Its a small case, so lets just manually type the unique words in the combined sentences into a dictionary 

In [3]:
identifiers = {"she", "loves", "pizza", "is" ,"delicious" ,"a", "good", "person", "people", "are" ,"the" ,"best"}

Now we will try to break the words. For example our sentence is `She loves pizza, pizza is delicious.`. What we want is `["She" , "loves" , "pizza" , "piazza" , "is" , "delicious"]`.

For that lets assume we first have this sentecne instead `Swag Like Ohio`, and we want `["Swag" , "Like" , "Ohio"]`

Our first step should be to break this sentence first

In [5]:
nltk.tokenize.word_tokenize("Swag Like Ohio")

['Swag', 'Like', 'Ohio']

and it was pretty straight forward

Now what if the sentence was `[Dang Like Ohio , Swag Like Ohio]` and the expected output was `["Dang" , "Like" , "Ohio" , "Swag" , "Like" , "Ohio"]` You would say, just tokenize them again 

In [6]:
nltk.tokenize.word_tokenize("Dang Like Ohio , Swag Like Ohio")

['Dang', 'Like', 'Ohio', ',', 'Swag', 'Like', 'Ohio']

Ooops, we got an extra `,` here. But we dont want comas. what we can do is to only select letters that are `alpha` using the `str.alpha`.

In [8]:
[word.lower() for word in nltk.tokenize.word_tokenize("Dang Like Ohio , Swag Like Ohio") if word.isalpha() ]

['dang', 'like', 'ohio', 'swag', 'like', 'ohio']
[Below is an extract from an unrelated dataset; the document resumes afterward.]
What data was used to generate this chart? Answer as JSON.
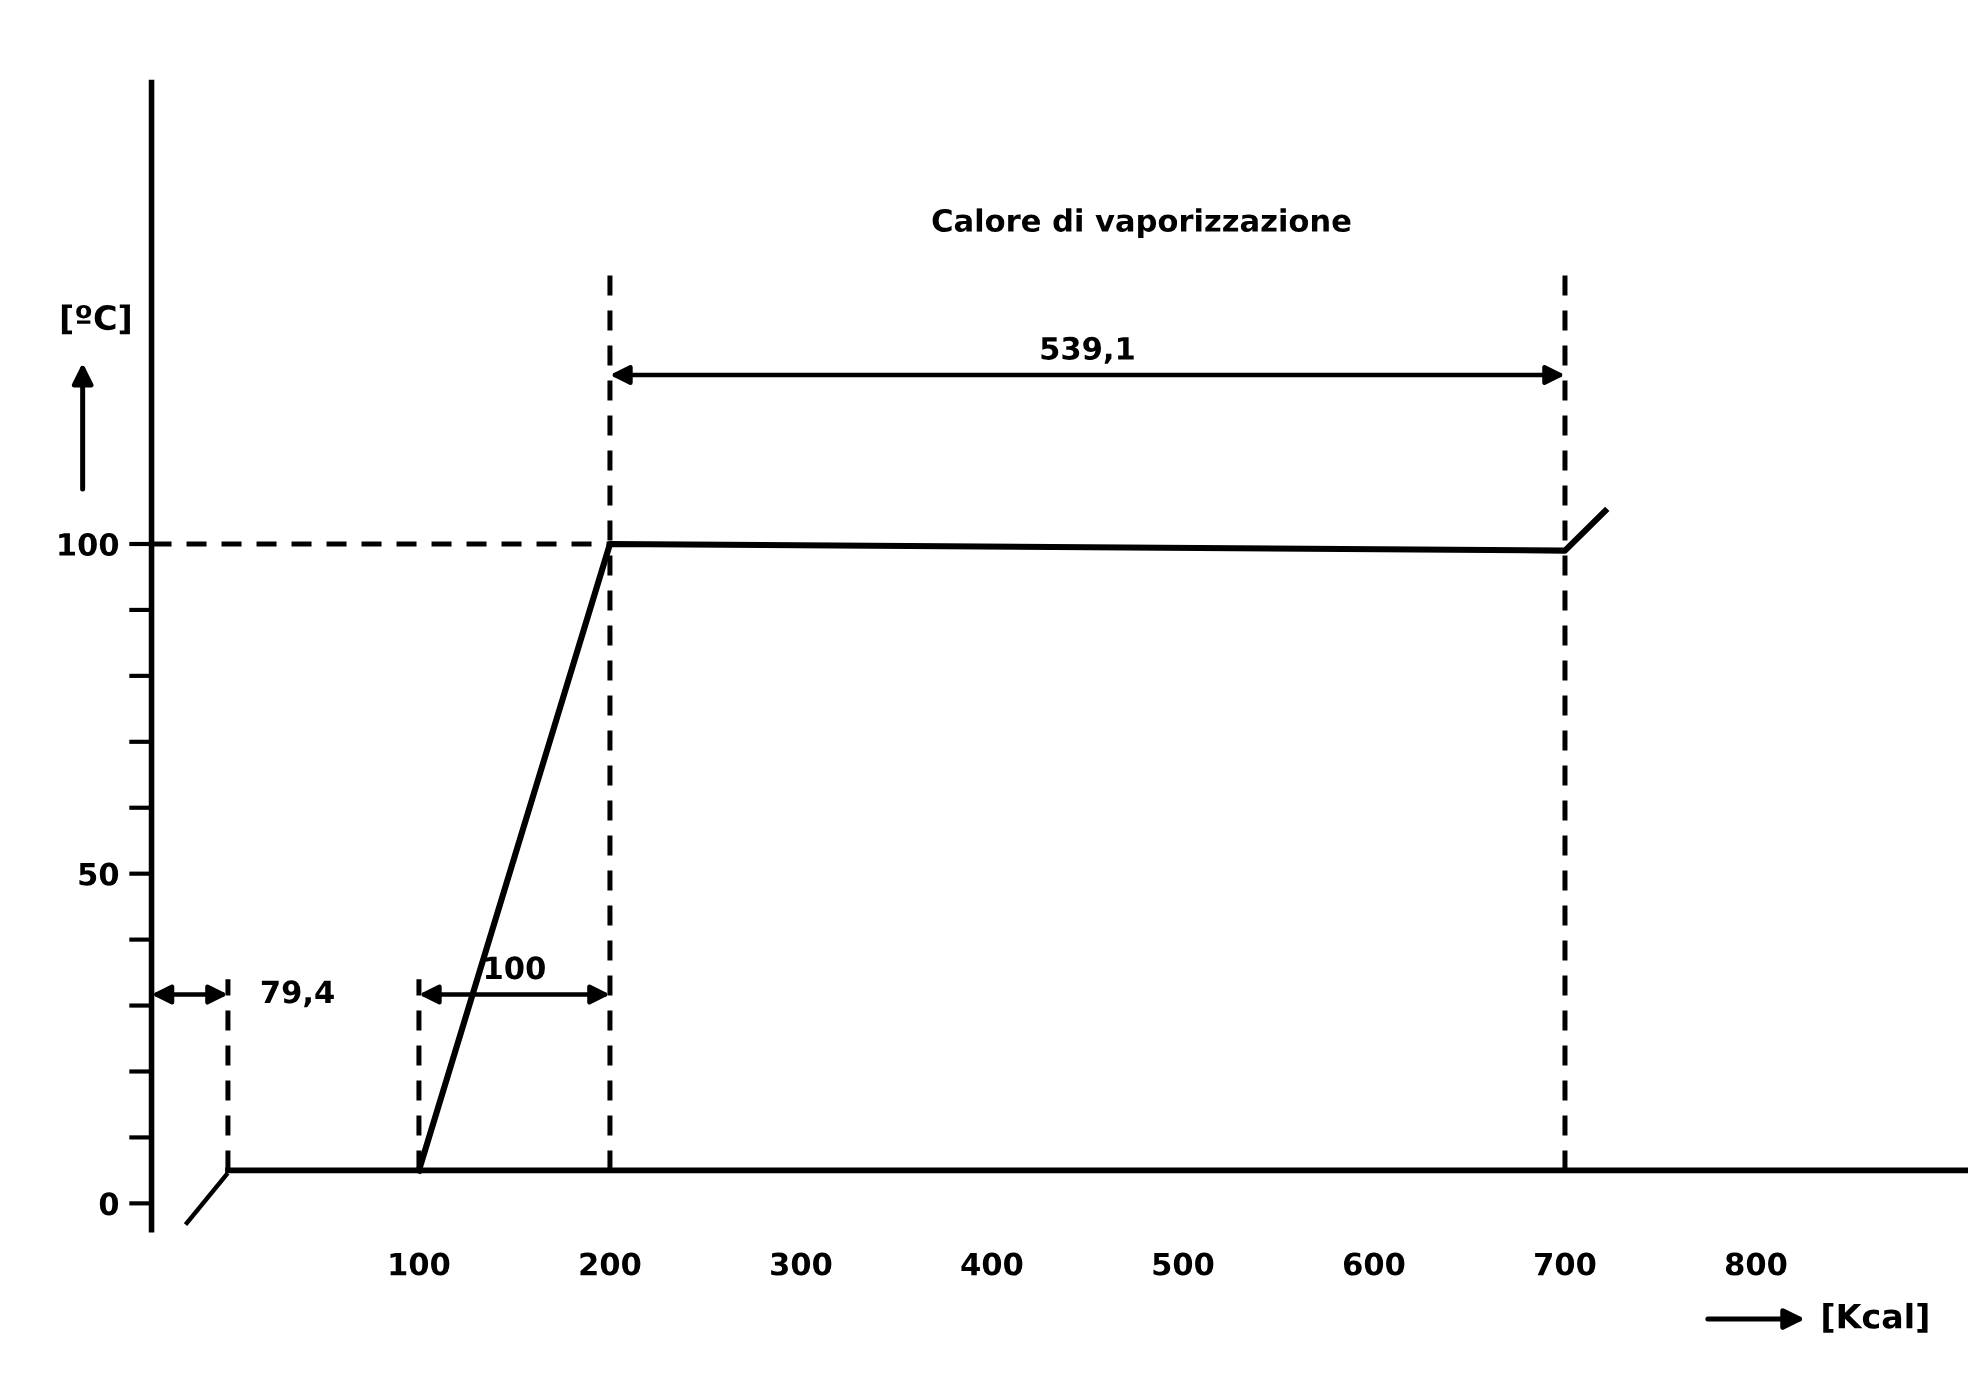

And that is what something we wanted. But we need to do this for all sentences.

In [9]:
sentences = []
vocab = []
for sent in data:
    sentence = [w.lower() for w in nltk.tokenize.word_tokenize(sent) if w.isalpha() ]
    sentences.append(sentence)
    for word in sentence:
        if word not in vocab:
            vocab.append(word)

In [10]:
vocab

['she',
 'loves',
 'pizza',
 'is',
 'delicious',
 'a',
 'good',
 'person',
 'people',
 'are',
 'the',
 'best']

In [12]:
sentences

[['she', 'loves', 'pizza', 'pizza', 'is', 'delicious'],
 ['she', 'is', 'a', 'good', 'person'],
 ['good', 'people', 'are', 'the', 'best']]

Now we need to assign `index` to each word in a dictionary. So that we can use that later

In [13]:
index_word = {}
i = 0
for word in vocab:
    index_word[word] = i 
    i += 1

Now we just need to define a function that adds value into a vector

In [14]:
def bag_of_words(sent):
    count_dict = defaultdict(int)
    vec = np.zeros(len(vocab))
    for item in sent:
        count_dict[item] += 1
    for key,item in count_dict.items():
        vec[index_word[key]] = item
    return vec   

And we have made our `Bag Of Words`.